Antara Aku, Sekolah, dan Badai
Melissa Tuanakotta 15 November 2011Aku melihat bayangan diriku di cermin, lalu aku berkata kepada diriku sendiri “SEMANGAT”.
Desa Indraloka II memiliki 4 sekolah dasar yang sudah menyandang predikat negeri, salah satunya adalah SD Negeri 01. Sekolah ini terletak di pusat desa dengan waktu tempuh sekitar 15 menit dari tempat tinggalku jika menggunakan motor. Karena membutuhkan waktu yang lama dan jarak yang cukup jauh dari daerah permukimanku, maka sekolah ini merintis satu sekolah swasta yang letaknya jauh lebih dekat. Aku bertugas di dua sekolah ini, setiap senin dan selasa aku mengajar bahasa Inggris di sekolah induk, dan sisanya aku menjadi wali kelas 5 di sekolah lokal jauh.

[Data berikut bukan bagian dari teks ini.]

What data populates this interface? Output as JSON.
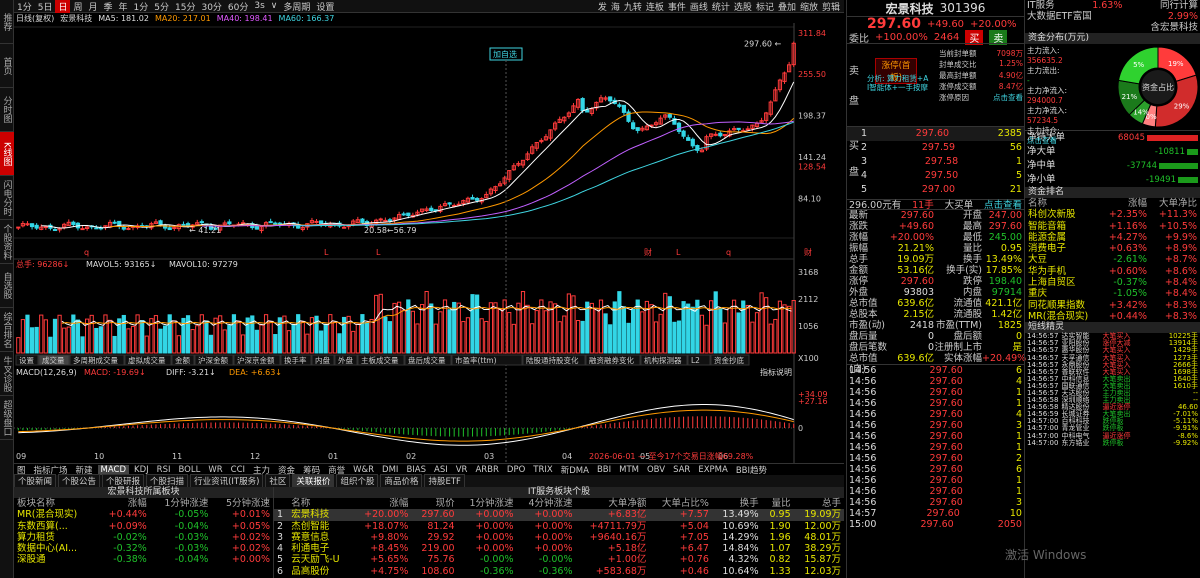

Untuk mempermudah pekerjaan, kami di sini mendapatkan fasilitas motor dari Indonesia Mengajar. Jumlah seluruhnya ada 4, satu di Gunung Terang, dua di Gunung Agung, dan satu di Way Kenanga. Motor ini sangat amat membantuku, mengingat intensitasku yang harus bolak balik dari SD induk dan SD lokal jauh untuk menjaga jalur koordinasi antara dua sekolah ini.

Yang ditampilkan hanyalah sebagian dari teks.